The Alabama Medical Cannabis Study Commission held its first meeting in Montgomery on August 13. The commission, formed in the last days of the 2019 legislative session, is composed of 15 individuals appointed by various state government officials and agencies:
- Martina Bebin – Professor of Neurology and Pediatrics, UAB
- Brett Bloomston – Criminal Defense Attorney
- Foster Cook – Retired Director, Community Justice Programs, UAB School of Medicine Substance Abuse Program
- Angello Dello Manna – Director, Alabama Department of Forensic Sciences
- Thomas Eden – Partner, Constangy Brooks, Smith & Prophete, LLP
- Virginia Guy – Executive Director, Drug Education Council
- Scott Harris – State Health Officer, Alabama Department of Public Health
- Dexter Hearn – Independent Pharmacist
- Jill Lee – District Attorney, Shelby County
- Hunter McBrayer – Commodity Division Director, ALFA
- Tony McGrath – Associate Clinical Professor of Pediatric Neurology, UAB
- Tim Melson (Chair) – Senator; Anesthesiologist
- Steven Stokes (Vice-Chair) – Radiation Oncologist
- Jerzy Szaflarski – Director of Division of Epilepsy, UAB Department of Neurology
- Rex Vaughn – President, Madison County Farmers Federation President
The commission is expected to hold three public meetings and provide the Legislature with a report and proposed legislation by December 1, 2019. Senator Tim Melson, who was elected chair of the commission at the meeting’s opening, proclaimed that the commission’s purpose is to “come up with a bill that can provide medical cannabis to those who need it and keep it out of the hands of those who don’t.”
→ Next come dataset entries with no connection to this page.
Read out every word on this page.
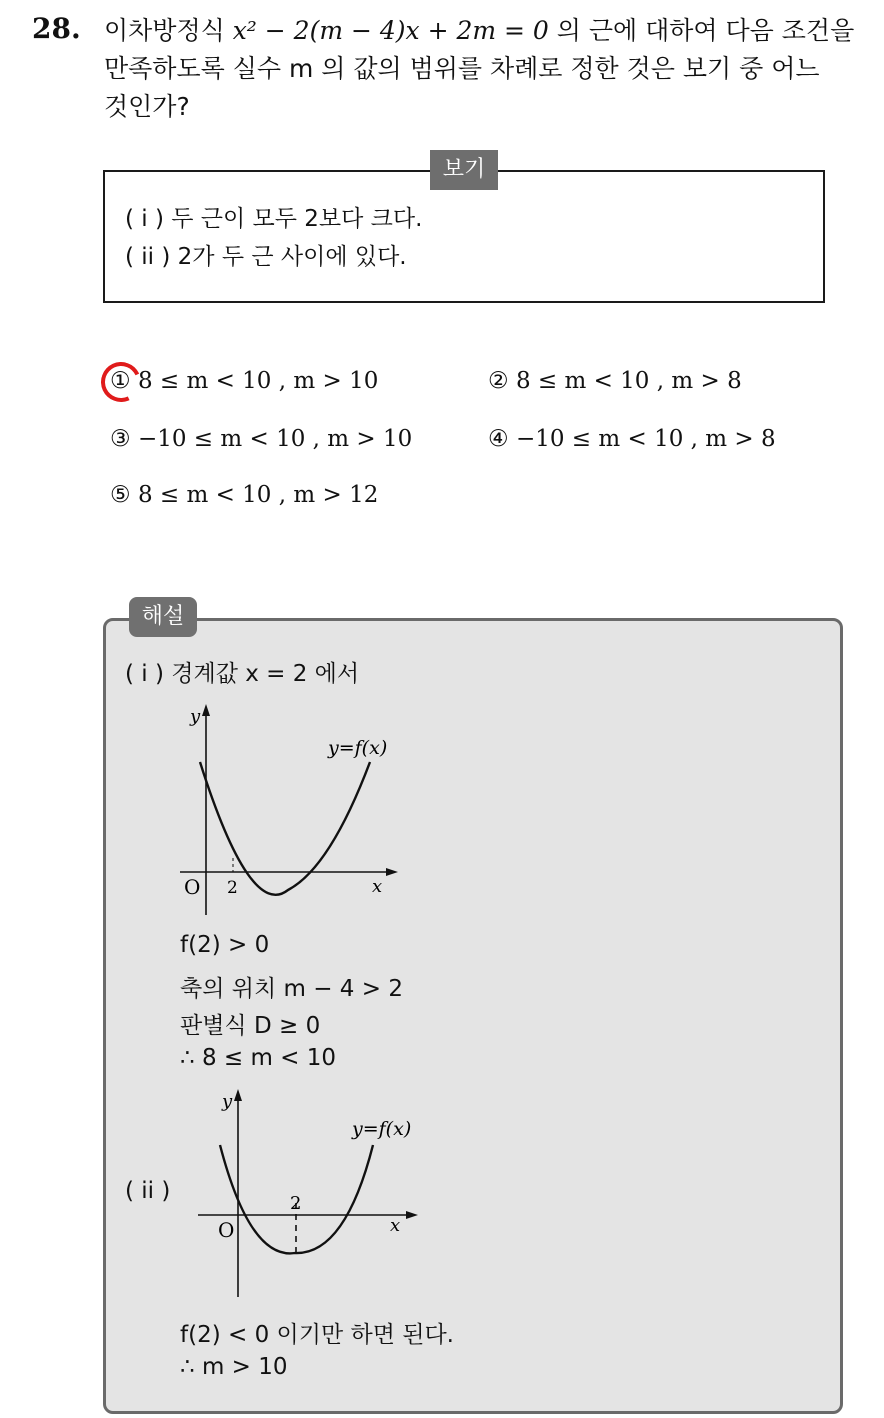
28. 이차방정식 x² − 2(m − 4)x + 2m = 0 의 근에 대하여 다음 조건을
만족하도록 실수 m 의 값의 범위를 차례로 정한 것은 보기 중 어느
것인가?
보기
( i ) 두 근이 모두 2보다 크다.
( ii ) 2가 두 근 사이에 있다.
① 8 ≤ m < 10 , m > 10	② 8 ≤ m < 10 , m > 8
③ −10 ≤ m < 10 , m > 10	④ −10 ≤ m < 10 , m > 8
⑤ 8 ≤ m < 10 , m > 12
해설
( i ) 경계값 x = 2 에서
y
x
O 2
y=f(x)
f(2) > 0
축의 위치 m − 4 > 2
판별식 D ≥ 0
∴ 8 ≤ m < 10
( ii )
y
x
O
2
y=f(x)
f(2) < 0 이기만 하면 된다.
∴ m > 10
For much of the meeting, Paula Greene, Legislative Counsel for the Alabama Legislative Services Office, presented a comprehensive overview of SB 326, a bill introduced by Senator Melson that would have legalized medical cannabis in Alabama. That bill passed the Senate but stalled in committee in the House, resulting in the compromise bill that formed the commission. Before adjourning, the commission scheduled its next meeting in Mobile for September 9, 2019.
Medical cannabis supporters should take Senator Melson’s statement as a positive sign that the commission’s report will be favorable to their cause. The time and attention to detail devoted to the overview of SB 236– which, again, did not pass the Legislature last year – seems to be a clear indication that it will serve as the starting point for any legislation proposed by the commission.
Based on the composition of the commission and discussions at the opening meeting, we anticipate the commission’s report will provide the scientific and medical evidence to justify the adoption of a bill similar, if not identical, to SB 236. The meeting did yield two potential topics of future in-depth discussion for commissioners: which medical conditions will be “qualifying conditions” for which medical cannabis will be available and what types of delivery systems will be permissible in Alabama.
On the first topic, both Melson and Greene indicated that chronic pain is a condition for which states have taken different approaches and may not be included in proposed legislation in Alabama, while on the second topic, there was substantial discussion about whether smokable cannabis was an effective delivery system. Finally, although Melson and Vice-Chair Dr. Steven Stokes indicated support for medical cannabis generally, the other members of the commission were more guarded about their opinions at the first meeting. However, we expect that to change in the upcoming meetings, particularly from commission members representing state law enforcement interests.
We plan to attend and report on the commission’s meeting in Mobile on September 9.